Adjective Noun Agreement French
The case of subtantives bound by and is usually the simplest. In this case, the adjective is generally always pluralized, provided that the adjective actually applies to the two nouns: most French adjectives are pluralized by adding them to the singular form of the adjective (male or female): in French, all the nouns and adjectives are masculine or feminine; Most names and adjectives also have different singular and plural shapes. It is important to recognize the sex and the number of names, as the form and qualities of the submens can determine the conjugation of verbs, the form of pronouns and the agreement of article and adjective. If all interconnected names have the same sex, then the sex of the adjective follows that of the nouns (so above, Whites is feminine because the nuttes are as much women as the tie). If their genders make the difference, then in careful writing at least, the name is made manly. For example: 6. Some colors, especially composite adjectives or adjectives formed from substantives are immutable: As an accessory, remember, as in English, it is common to repeat for articles like a, which apply to more than one name, while in French it is more usual, the, the, one (e) of the, before the two substants, as in these examples. An explanation of how French adjectives should correspond with their subtantives regarding their gender and plurality Well, it becomes obvious that it is too easy. Suppose you meant interesting movies and plays. The French word film is masculine, but the word or phrase „play“ (theatre) (the French word for „play“ in the theatrical sense) is feminine.
What agreement should we rely on the interest of the adjective? Similarly, if we mean a red pencil and a pencil (where both elements are red), we make the adjective singular or plural (and again, with what word do we agree)? On the other hand, if nouns are considered equivalent to each other (i.e. they are synonymous), then only one adjective agrees with the final name. This can usually happen with or even (the equivalent of „real,“ „if not“ as in charm, if not beauty, difficult, if not impossible), and also with a list, if substantive is simply separated by a comma, suggesting an „evolution“ of a description: Five types of impersonal pronouns (demonstrative, indeterminar, indeterminant, negative and possessing) must correspond with the subversives that replace them in sex and numbers.
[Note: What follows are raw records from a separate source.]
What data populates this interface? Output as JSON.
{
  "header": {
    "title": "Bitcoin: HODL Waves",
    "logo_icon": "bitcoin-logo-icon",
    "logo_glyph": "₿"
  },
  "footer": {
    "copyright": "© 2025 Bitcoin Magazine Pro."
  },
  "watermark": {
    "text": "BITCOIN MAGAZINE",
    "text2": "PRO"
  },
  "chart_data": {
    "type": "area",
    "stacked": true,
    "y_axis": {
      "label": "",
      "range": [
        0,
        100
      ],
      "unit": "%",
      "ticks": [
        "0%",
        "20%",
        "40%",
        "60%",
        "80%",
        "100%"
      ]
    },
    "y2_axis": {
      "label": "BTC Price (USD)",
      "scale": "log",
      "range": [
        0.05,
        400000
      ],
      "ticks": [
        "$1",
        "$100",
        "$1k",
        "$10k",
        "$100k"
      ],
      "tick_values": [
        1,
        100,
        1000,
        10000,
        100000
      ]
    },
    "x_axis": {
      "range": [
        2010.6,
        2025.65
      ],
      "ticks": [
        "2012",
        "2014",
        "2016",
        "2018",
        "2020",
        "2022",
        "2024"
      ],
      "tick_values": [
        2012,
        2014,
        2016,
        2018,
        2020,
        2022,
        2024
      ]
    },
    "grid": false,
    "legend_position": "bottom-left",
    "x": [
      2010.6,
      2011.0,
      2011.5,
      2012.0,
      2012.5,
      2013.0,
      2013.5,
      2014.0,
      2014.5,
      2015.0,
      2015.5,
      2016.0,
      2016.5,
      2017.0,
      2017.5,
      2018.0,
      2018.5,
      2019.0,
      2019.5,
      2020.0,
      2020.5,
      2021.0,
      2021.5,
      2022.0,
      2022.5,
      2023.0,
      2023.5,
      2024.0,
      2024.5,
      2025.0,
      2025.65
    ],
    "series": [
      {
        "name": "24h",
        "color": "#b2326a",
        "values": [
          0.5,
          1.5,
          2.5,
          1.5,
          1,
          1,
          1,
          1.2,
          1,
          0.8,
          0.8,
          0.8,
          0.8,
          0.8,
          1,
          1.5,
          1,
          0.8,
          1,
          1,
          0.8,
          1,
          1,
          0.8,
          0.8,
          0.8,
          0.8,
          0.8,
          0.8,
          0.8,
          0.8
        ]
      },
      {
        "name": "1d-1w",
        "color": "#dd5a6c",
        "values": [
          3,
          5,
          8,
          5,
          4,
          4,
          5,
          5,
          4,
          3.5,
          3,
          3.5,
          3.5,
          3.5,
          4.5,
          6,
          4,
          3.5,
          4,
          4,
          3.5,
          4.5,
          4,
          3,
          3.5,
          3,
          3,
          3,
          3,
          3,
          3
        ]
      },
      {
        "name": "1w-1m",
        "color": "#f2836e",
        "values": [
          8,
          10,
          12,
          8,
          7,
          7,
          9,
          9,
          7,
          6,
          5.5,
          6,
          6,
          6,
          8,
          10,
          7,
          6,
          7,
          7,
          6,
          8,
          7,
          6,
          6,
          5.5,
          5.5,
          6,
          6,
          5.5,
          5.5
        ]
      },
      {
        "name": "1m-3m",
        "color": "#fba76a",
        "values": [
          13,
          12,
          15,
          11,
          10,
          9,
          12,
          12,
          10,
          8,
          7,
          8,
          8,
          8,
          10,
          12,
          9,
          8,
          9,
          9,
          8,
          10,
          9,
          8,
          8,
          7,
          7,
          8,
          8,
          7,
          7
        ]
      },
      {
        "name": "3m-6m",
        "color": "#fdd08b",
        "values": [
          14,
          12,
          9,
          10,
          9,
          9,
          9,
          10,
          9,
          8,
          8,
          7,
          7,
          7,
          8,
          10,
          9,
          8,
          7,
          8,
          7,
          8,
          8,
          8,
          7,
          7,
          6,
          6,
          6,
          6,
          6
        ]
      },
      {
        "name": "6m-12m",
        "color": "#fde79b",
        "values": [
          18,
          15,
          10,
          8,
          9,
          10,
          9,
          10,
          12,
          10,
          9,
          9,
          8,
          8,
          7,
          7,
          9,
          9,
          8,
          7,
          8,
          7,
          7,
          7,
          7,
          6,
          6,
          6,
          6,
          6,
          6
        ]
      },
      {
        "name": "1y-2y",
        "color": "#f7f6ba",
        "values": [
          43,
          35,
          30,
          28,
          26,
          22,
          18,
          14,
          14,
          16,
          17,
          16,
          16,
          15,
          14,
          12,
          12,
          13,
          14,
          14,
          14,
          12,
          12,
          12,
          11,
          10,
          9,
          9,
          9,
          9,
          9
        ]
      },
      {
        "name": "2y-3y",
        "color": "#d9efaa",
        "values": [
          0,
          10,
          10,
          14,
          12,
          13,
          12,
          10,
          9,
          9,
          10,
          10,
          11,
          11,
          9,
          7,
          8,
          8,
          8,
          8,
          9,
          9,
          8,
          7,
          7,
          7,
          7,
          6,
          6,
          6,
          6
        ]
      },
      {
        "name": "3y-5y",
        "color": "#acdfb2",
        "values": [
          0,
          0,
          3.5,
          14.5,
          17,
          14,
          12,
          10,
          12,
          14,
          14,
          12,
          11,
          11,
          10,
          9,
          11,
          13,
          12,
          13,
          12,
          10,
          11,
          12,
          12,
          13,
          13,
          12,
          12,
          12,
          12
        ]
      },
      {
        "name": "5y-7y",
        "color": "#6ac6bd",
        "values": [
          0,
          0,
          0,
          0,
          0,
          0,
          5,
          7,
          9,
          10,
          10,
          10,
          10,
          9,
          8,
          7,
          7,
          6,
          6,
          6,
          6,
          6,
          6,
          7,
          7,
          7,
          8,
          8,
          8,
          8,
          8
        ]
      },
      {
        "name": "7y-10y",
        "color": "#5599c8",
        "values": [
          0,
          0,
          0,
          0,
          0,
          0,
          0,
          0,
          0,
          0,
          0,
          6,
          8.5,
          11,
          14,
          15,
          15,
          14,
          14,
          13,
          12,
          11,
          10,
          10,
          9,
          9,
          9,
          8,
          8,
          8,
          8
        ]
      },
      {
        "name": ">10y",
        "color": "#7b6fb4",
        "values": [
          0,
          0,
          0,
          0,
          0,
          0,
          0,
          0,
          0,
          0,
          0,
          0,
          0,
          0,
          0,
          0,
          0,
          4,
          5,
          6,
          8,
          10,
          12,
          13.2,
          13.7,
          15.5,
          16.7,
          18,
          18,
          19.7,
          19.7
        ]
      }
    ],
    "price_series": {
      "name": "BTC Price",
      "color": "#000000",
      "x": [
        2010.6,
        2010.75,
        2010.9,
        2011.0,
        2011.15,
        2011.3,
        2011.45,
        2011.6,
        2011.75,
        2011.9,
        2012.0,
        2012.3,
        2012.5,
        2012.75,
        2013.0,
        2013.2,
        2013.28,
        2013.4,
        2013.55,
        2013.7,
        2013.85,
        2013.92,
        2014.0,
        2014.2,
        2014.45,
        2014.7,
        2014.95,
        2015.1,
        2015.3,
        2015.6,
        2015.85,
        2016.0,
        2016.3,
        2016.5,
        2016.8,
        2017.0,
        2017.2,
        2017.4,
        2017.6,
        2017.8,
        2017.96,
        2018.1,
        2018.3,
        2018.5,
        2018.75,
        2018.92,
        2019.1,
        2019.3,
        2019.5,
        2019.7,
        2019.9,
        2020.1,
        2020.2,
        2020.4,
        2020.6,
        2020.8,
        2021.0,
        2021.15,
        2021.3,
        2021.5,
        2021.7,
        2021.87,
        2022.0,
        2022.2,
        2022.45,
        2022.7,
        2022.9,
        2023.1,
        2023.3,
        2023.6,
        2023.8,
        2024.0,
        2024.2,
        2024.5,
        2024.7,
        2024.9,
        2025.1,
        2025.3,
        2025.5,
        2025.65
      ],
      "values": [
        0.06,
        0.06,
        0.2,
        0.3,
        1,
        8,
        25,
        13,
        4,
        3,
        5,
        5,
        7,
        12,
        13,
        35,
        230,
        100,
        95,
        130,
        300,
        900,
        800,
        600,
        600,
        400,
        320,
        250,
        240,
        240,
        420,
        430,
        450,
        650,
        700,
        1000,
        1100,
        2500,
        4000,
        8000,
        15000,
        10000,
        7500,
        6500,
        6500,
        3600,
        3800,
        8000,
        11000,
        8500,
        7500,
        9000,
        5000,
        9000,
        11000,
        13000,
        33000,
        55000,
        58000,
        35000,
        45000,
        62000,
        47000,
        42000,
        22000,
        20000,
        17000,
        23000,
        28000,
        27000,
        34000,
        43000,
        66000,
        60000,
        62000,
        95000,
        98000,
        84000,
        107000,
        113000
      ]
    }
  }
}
Subject pronouns, object pronouns and all others have different shapes for each grammatical person. On the other hand, where there is no difference in pronunciation between the male and female forms, it seems more acceptable to have the adjective (male) just after a female name. In French, adjectives must correspond to the name they describe in GENDER (male/female) and NUMBER (singular/plural). In terms of grammar, the correct form of adjectives is referred to as the comparison of the adjectives with the substantives they described as an adjective chord. An adjective describing two or more different names of different sexes takes the plural form of the male: many names that refer to the man may be male or female, according to which they refer, even if they do not change shape: while the previous sentence is strictly grammatical, it seems a little strange to have followed a patently feminine name directly from an apparently maculnician adjective. Careful authors can generally avoid this case with one of two strategies: the second of these strategies, although repeated, has the example, to make it clear, that the adjective describes the two nouns (whereas when one says a white shirt and pants, for the ear, it sounds identical to a white shirt and pants – a white shirt and pants).
BUT: Female forms are sometimes made by adding subtanti cations composed with „woman“: grammatical tuning is a great subject – and one of the bans of French students.